Hunter had a difficult childhood and left for Chicago, Illinois, around the age of 11 in the hopes of becoming a paid singer hearing that it paid ten dollars per week. Instead of finding a job as a singer she worked at a boarding house for six dollars a week with room and board.
Her singing career started in a bordello and soon moved to Saloons, bars and clubs that appealed to men, black and white alike. By 1914 Alberta was receiving lessons from jazz pianist, Tony Jackson, who helped her to expand her repertoire and compose her own songs. Her big break came when she was booked at Dreamland Cafe, singing with King Oliver and his band.
Sheeventually rose from the city’s lowest dives to headlining the most prestigious venue for black entertainers, the Dreamland ballroom. She had a five-year residency with the venue in 1917 for $35 a week. She first toured Europe in 1917, performing in Paris and London. The Europeans treated her as an artist, showing her respect and even reverence, which made a great impression on her.
Hunter flourished in the 1920s and 1930s on both sides of the Atlantic. She recorded prolifically during the 1920s, starting with sessions for Black Swan in 1921, Paramount in 1922–1924, Gennett in 1924, OKeh in 1925–1926, Victor in 1927 and Columbia in 1929. While still working for Paramount, she also recorded for Harmograph Records. By the early 1940s she was performing at home and eventually moved to New York City where she performed with Bricktop and recorded with Louis Armstrong and Sidney Bechet.

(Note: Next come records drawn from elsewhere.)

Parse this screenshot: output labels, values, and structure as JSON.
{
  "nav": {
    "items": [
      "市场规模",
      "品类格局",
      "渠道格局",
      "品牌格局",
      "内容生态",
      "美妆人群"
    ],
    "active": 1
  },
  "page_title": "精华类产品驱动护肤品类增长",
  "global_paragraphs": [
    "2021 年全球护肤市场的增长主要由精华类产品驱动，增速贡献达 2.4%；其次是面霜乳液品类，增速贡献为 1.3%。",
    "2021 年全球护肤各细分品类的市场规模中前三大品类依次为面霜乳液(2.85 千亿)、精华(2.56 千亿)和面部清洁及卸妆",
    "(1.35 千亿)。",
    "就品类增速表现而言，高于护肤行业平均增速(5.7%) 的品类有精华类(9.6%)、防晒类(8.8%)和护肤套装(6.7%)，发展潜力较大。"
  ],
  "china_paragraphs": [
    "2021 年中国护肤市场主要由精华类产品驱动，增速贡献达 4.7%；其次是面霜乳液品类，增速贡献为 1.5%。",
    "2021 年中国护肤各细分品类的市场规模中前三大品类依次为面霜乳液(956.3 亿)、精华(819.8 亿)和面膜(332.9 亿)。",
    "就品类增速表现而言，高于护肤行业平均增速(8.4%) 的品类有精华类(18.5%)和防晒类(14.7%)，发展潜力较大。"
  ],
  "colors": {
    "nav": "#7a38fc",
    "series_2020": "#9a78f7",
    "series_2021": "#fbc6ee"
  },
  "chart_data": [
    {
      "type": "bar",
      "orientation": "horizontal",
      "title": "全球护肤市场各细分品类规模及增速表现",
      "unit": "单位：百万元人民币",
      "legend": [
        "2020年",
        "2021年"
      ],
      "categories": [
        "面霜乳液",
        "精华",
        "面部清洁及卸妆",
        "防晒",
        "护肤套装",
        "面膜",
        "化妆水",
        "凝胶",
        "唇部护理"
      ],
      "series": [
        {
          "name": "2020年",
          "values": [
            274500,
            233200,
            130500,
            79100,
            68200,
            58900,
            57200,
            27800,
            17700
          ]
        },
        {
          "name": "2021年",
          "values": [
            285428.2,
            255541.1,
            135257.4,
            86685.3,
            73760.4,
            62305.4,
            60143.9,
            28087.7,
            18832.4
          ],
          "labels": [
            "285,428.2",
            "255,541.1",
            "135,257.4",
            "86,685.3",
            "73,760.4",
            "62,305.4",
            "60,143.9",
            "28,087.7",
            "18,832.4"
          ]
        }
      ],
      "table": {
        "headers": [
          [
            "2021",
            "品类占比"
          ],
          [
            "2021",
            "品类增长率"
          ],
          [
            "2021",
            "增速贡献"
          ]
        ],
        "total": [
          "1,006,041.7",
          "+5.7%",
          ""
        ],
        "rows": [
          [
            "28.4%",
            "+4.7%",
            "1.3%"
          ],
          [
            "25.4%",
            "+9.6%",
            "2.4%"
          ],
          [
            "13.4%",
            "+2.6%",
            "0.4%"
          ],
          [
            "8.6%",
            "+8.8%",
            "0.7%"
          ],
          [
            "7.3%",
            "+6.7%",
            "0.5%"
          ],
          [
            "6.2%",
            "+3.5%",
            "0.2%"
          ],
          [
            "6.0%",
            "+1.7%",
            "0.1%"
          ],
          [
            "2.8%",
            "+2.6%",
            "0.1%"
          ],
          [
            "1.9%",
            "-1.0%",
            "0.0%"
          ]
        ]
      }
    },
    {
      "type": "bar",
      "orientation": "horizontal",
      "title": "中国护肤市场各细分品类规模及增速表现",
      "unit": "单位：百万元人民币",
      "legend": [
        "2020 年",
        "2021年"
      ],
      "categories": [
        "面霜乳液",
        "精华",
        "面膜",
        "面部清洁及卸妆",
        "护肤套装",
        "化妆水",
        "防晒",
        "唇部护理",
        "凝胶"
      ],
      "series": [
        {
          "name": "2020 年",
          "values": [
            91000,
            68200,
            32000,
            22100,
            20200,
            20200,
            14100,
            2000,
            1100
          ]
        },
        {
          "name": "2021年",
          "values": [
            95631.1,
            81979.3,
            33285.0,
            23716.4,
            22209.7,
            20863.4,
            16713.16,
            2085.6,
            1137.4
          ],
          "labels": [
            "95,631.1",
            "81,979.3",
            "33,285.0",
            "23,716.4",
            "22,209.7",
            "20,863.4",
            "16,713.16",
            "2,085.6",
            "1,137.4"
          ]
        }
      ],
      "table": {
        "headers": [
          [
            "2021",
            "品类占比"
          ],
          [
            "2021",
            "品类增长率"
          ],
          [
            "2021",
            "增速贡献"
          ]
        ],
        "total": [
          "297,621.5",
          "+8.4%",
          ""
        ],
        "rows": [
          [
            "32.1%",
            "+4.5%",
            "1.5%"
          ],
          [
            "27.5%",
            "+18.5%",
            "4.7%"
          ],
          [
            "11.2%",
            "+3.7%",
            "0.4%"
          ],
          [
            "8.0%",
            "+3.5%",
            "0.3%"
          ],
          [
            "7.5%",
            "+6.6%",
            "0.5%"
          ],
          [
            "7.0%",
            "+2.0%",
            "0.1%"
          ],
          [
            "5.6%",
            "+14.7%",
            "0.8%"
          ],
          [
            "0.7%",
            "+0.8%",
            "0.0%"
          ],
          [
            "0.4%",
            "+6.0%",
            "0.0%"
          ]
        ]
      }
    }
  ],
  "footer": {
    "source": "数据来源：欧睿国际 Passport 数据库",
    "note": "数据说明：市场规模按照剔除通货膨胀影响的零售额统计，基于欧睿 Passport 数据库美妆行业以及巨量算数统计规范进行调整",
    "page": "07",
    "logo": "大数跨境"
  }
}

Continuing to perform on both sides of the Atlantic she was the head of the U.S.O.’s first black show. In 1944, she took a U.S.O. troupe to Casablanca, in both theatres of World War II, then to Korea until her mother’s death in 1957. She retired from music and went into healthcare, becoming a nurse for 20 years at Roosevelt Island’s Goldwater Memorial Hospital. Aged out of the hospital because they believed she was 70, at 82 she returned to singing. With a two week residency at a Greenwich Village club, that turned into a six year attraction until her death on October 17, 1984 in Roosevelt Island, New York at the age of 89.